Quienes vivimos en la CDMX no exageramos cuando decimos que la ciudad es un caos: el tráfico, el metro en hora pico, las marchas, las inundaciones, la mala calidad del aire, la creciente convivencia de ciclistas con los automóviles, los puestos ambulantes de comida. Todo en un cambio constante. Una misma calle puede ser librería, tianguis de artesanías o paso solitario. Una plaza es salón de baile. Una esquina es escenario musical. Un lago puede ser un cine. Depende del día y del horario. La ciudad es compleja porque tiene vida. Tiene ciclos, anhelos, límites que se transforman una y otra vez. La convivencia de espacios implica, también, la convivencia de personas de todo tipo.

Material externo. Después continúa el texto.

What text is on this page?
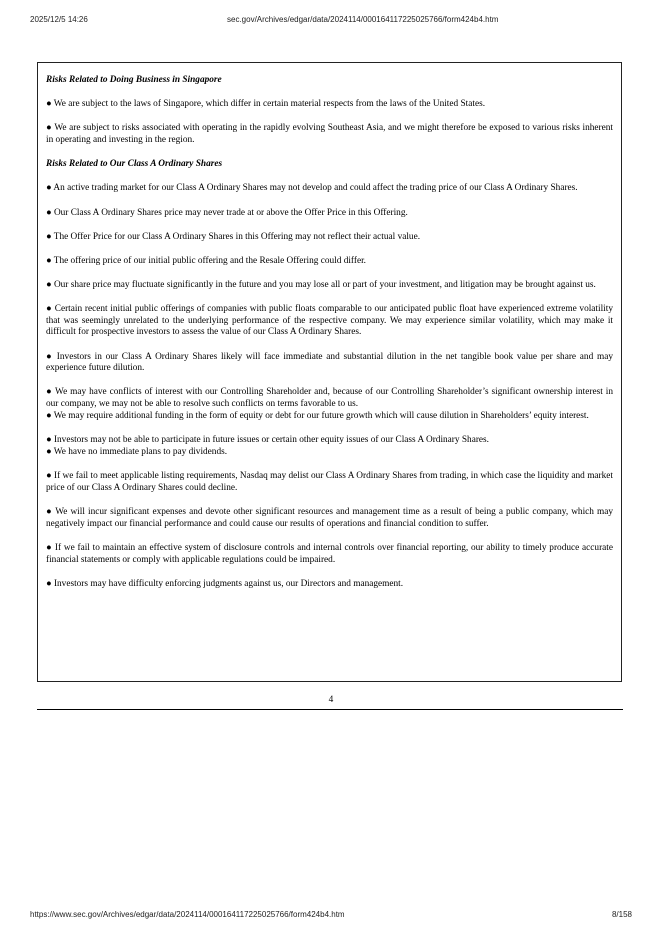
2025/12/5 14:26	sec.gov/Archives/edgar/data/2024114/000164117225025766/form424b4.htm
Risks Related to Doing Business in Singapore
● We are subject to the laws of Singapore, which differ in certain material respects from the laws of the United States.
● We are subject to risks associated with operating in the rapidly evolving Southeast Asia, and we might therefore be exposed to various risks inherent in operating and investing in the region.
Risks Related to Our Class A Ordinary Shares
● An active trading market for our Class A Ordinary Shares may not develop and could affect the trading price of our Class A Ordinary Shares.
● Our Class A Ordinary Shares price may never trade at or above the Offer Price in this Offering.
● The Offer Price for our Class A Ordinary Shares in this Offering may not reflect their actual value.
● The offering price of our initial public offering and the Resale Offering could differ.
● Our share price may fluctuate significantly in the future and you may lose all or part of your investment, and litigation may be brought against us.
● Certain recent initial public offerings of companies with public floats comparable to our anticipated public float have experienced extreme volatility that was seemingly unrelated to the underlying performance of the respective company. We may experience similar volatility, which may make it difficult for prospective investors to assess the value of our Class A Ordinary Shares.
● Investors in our Class A Ordinary Shares likely will face immediate and substantial dilution in the net tangible book value per share and may experience future dilution.
● We may have conflicts of interest with our Controlling Shareholder and, because of our Controlling Shareholder’s significant ownership interest in our company, we may not be able to resolve such conflicts on terms favorable to us.
● We may require additional funding in the form of equity or debt for our future growth which will cause dilution in Shareholders’ equity interest.
● Investors may not be able to participate in future issues or certain other equity issues of our Class A Ordinary Shares.
● We have no immediate plans to pay dividends.
● If we fail to meet applicable listing requirements, Nasdaq may delist our Class A Ordinary Shares from trading, in which case the liquidity and market price of our Class A Ordinary Shares could decline.
● We will incur significant expenses and devote other significant resources and management time as a result of being a public company, which may negatively impact our financial performance and could cause our results of operations and financial condition to suffer.
● If we fail to maintain an effective system of disclosure controls and internal controls over financial reporting, our ability to timely produce accurate financial statements or comply with applicable regulations could be impaired.
● Investors may have difficulty enforcing judgments against us, our Directors and management.
4
https://www.sec.gov/Archives/edgar/data/2024114/000164117225025766/form424b4.htm	8/158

En estos días de contingencia, pienso en los paseos que a veces podía dar en el centro histórico de la ciudad de México. Recuerdo el rugido de la entrada de metro Bellas Artes, el cruce peatonal al pie de la Torre Latinoamericana, el ajetreo de la calle de Madero, la bandera ondeando en el cielo azul, la imponencia de la Catedral, el silencio del Templo Mayor. Se me vienen a la mente los ríos de gente, que muchas veces se cortan en remolinos antes de seguir su paso. Pienso en cómo estos ríos humanos han reemplazado a los antiguos ríos que corrían por el centro. ¿Se imaginan poder tomar una canoa para transportarse en lugar de un bicitaxi? Antes del reinado del asfalto, se podía recorrer la Acequia Real, canal que conectaba con el de la Viga por la actual calle de Corregidora, pasando delante del Antiguo Palacio del Ayuntamiento, y que corría por la actual calle 16 de Septiembre.

Cada calle del centro histórico está cargada de historia, de memorias que se sobreponen y conviven en irresoluble tensión. El centro ha resistido los embates del tiempo gracias a que no ha dejado de ser núcleo vital de la ciudad. La vida comercial se ha mantenido a lo largo de siglos, de guerras, de desastres. Ya Hernán Cortés y Bernal Díaz del Castillo, quienes dejaron importantes testimonios de los primeros años de la Conquista, no fueron parcos al momento de señalar a Tenochtitlán como un reino a la altura de cualquier ciudad europea. Pero al hablar de sus tianguis, su comercio, sus productos y artesanías, parecían faltarles palabras para abarcar la riqueza de sus puestos. En los siglos siguientes, el centro comercial, político y cultural del imperio mexica se convertiría en el centro de Nueva España. Cambió la arquitectura, el trazo urbano, pero no la esencia.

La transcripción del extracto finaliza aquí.